Scalfarotto riunisce sul palco Renzi e Calenda. «In Puglia il governo peggiore d'Italia. Orgogliosi di essere diversi»

Domenica 13 Settembre 2020 di Paola COLACI
«Quello di Emiliano è il governo regionale più trasformista e incapace d'Italia. E contro questo governo noi abbiamo il coraggio di scendere in campo. Perché per sostenere questo governo, dovremmo dividere il cervello dal cuore. E non lo faremo». Bordate a getto continuo. E per più di un'ora e mezzo. Tutte indirizzate al governatore uscente Michele Emiliano. E partite dalle bocche di fuoco del leader di Italia Viva Matteo Renzi, del numero uno di Azione Carlo Calenda e del loro candidato in comune alla presidenza della Regione Puglia Ivan Scalfarotto.

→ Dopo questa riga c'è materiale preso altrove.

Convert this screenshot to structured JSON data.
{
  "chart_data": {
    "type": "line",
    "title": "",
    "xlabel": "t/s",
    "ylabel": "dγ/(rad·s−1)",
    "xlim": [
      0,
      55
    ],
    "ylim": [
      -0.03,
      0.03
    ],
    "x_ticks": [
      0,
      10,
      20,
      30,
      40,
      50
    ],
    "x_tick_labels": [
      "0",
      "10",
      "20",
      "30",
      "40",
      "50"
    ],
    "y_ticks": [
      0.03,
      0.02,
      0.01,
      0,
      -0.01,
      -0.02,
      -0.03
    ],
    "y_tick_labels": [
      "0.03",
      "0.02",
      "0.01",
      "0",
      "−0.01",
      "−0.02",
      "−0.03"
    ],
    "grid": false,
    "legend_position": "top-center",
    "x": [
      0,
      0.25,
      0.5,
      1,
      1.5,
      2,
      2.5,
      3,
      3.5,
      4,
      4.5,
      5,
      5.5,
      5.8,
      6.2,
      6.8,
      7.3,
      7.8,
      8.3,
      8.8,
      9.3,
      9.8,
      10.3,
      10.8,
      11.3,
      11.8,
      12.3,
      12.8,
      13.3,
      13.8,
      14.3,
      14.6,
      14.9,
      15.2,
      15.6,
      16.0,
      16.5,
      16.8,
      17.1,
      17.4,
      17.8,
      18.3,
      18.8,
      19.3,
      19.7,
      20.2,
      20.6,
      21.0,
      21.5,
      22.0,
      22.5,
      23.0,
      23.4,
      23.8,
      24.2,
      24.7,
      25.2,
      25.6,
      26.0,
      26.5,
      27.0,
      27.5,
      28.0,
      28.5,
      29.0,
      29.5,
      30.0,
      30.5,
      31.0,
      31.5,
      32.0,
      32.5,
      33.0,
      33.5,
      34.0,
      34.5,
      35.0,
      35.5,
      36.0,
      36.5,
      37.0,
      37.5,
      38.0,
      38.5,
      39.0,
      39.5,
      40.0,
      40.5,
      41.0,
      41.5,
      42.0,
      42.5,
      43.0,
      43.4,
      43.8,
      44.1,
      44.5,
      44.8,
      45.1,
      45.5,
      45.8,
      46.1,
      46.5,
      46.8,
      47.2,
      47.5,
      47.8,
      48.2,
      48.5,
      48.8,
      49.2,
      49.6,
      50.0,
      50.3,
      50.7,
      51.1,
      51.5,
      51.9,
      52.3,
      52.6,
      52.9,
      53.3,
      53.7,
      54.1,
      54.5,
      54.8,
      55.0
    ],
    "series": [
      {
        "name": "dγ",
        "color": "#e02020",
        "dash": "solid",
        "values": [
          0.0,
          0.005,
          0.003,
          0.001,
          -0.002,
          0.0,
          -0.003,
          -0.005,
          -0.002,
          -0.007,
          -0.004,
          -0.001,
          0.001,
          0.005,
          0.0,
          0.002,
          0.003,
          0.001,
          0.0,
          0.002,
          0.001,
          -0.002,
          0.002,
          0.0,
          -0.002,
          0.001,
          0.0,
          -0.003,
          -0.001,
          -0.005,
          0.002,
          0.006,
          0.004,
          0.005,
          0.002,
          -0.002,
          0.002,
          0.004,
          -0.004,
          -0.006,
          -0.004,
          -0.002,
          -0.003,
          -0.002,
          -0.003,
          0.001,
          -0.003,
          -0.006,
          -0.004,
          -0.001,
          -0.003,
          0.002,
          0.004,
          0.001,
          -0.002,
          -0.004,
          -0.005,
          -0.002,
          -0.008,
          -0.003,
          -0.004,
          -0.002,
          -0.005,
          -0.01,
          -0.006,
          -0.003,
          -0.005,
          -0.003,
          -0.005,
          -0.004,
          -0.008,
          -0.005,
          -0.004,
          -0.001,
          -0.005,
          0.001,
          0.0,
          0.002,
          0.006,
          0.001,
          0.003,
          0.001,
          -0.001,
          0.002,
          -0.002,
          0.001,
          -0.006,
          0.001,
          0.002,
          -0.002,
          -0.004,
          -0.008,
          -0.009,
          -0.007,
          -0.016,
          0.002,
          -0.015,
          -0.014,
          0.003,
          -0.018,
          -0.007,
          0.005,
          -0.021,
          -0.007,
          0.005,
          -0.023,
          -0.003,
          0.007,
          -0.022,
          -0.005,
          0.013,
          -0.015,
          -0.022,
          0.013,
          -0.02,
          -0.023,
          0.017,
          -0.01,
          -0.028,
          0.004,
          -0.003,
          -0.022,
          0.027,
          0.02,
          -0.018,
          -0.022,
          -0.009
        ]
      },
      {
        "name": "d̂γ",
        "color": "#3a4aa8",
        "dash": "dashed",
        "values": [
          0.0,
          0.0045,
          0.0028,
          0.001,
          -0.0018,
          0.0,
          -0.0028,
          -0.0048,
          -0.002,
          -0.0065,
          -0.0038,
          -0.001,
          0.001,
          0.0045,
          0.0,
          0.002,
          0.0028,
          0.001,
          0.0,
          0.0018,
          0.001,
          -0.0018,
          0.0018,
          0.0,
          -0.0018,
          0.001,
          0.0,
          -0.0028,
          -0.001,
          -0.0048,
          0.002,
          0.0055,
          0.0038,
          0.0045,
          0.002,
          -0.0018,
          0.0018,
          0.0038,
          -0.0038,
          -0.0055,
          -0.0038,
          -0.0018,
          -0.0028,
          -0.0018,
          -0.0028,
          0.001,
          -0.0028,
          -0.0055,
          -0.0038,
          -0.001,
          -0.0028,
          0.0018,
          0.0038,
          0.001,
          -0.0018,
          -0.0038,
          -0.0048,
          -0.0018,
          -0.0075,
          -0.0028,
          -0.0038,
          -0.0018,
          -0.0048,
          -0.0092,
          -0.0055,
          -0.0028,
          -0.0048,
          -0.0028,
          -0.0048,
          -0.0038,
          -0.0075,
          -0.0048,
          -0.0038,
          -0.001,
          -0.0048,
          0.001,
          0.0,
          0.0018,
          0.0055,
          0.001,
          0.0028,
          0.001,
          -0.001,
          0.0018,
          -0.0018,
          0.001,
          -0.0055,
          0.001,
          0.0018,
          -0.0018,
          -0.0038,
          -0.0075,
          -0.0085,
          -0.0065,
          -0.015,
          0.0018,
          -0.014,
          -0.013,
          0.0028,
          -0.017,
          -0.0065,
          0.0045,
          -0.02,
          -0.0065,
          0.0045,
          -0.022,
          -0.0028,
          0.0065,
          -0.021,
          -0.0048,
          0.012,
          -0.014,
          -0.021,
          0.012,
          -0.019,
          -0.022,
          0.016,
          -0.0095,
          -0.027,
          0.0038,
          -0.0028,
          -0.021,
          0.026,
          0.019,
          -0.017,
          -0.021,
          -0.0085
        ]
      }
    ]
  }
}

L'ex premier, il suo ex ministro e gli ex avversari politici ieri non hanno voluto mancare all'appuntamento barese che inaugura l'ultima settimana di campagna elettorale in Puglia. E tra pizzicature reciproche e aneddoti ripescati da un passato comune a Palazzo Chigi, hanno inteso rilanciare la centralità di un obiettivo comune: superare in Puglia le attuali divergenze politiche - visioni che a Roma restano comunque distanti - a vantaggio di quella compattezza che ora più che mai serve per mandare a casa un nemico comune: Michele Emiliano, appunto. Ma anche per evitare di lasciare spazio al centrodestra e al suo candidato Raffaele Fitto. «Entrambi rappresentanti di una vecchia politica e dai quali siamo orgogliosi di essere diversi» ha detto Renzi in chiusura.

Ma rompere il ghiaccio è toccato al candidato governatore per Italia Viva, Azione e +Europa. Un esordio sul palco in solitaria, dopo un breve video di presentazione della sua storia personale e politica. Dunque l'affondo iniziale all'indirizzo dei due principali avversari politici: Michele Emiliano e Raffaele Fitto. «Padella e brace, come li definisco entrambi- ha sottolineato il candidato renziano - Gli artefici della disfatta in questa regione che arranca mentre in Puglia continua a mancare l'ascolto. E la politica pensa a se stessa». E a emblema di questa «miopia autoreferenziale», il candidato renziano ha puntato i riflettori sulla classe politica regionale e sulla legge elettorale. «A fronte di 50 consiglieri regionali uscenti - ha rimarcato Scalfarotto - In 49 si ripresentano cambiando schieramento come nulla fosse. E a chi mi accusa di essermi candidato contro la sinistra, ora chiedo: quella che in Puglia non riesce ad far approvare la doppia preferenza di genere è davvero sinistra? E un Consiglio regionale fatto di 5 donne e 45 uomini e consiglio regionale che non assomiglia alla società attuale e non può funzionare. Ecco perché diciamo che Fitto ed Emiliano sono la stessa cosa: entrambi cattiva politica». Dunque i temi rimarcati più volte in campagna elettorale: sanità e fondi pubblici, Psr e xylella fastidiosa.

Poi a prendersi la scena sul palco è stato Calenda. «Il centrodestra fa il suo lavoro ma il centrosinistra sapeva perfettamente che non avremmo appoggiato Emiliano - ha ribadito l'ex ministro renziano - Quindi il Pd ha scelto coscientemente di dividere il centrosinistra ricandidando il governatore». Poi, una serie di stoccate a ripetizione contro Emiliano: «Sono venuto qui per far vincere Scalfarotto, Emiliano perde da solo. Da ministro non lo conoscevo ma più volte stato funestato da quest'uomo per anni per la vicenda della Tap e per i vaccini obbligatori. Uno che fa 12 ricorso contro l'Ilva e li perde tutti è una schiappa come politico e come magistrato». Dunque, l'affondo conclusivo di Calenda: «Mentre mia moglie stava male Emiliano ha detto che eravamo amici del cancro». E l'assist a Renzi che ha rimarcato: «Immaginate quanto ci sia di animalesco in queste affermazioni». Ma il leader di Italia Viva ne ha avuto anche per l'epidemiologo Pierluigi Lopalco: «Mi rivolgo al professore che firma i libri con Burioni: sei candidato con chi ha dato il suo supporto contro i vaccini». Infine la chiosa dell'ex premier e l'attacco bipartisan: «Emiliano Fitto sono il passato di questa regione. Se credete alla politica c'è solo una cosa da fare: mettervi in gioco personalmente. Lo ha fatto Carlo venendo qua oggi, lo abbiamo fatto noi con Ivan che ci ha messo la faccia».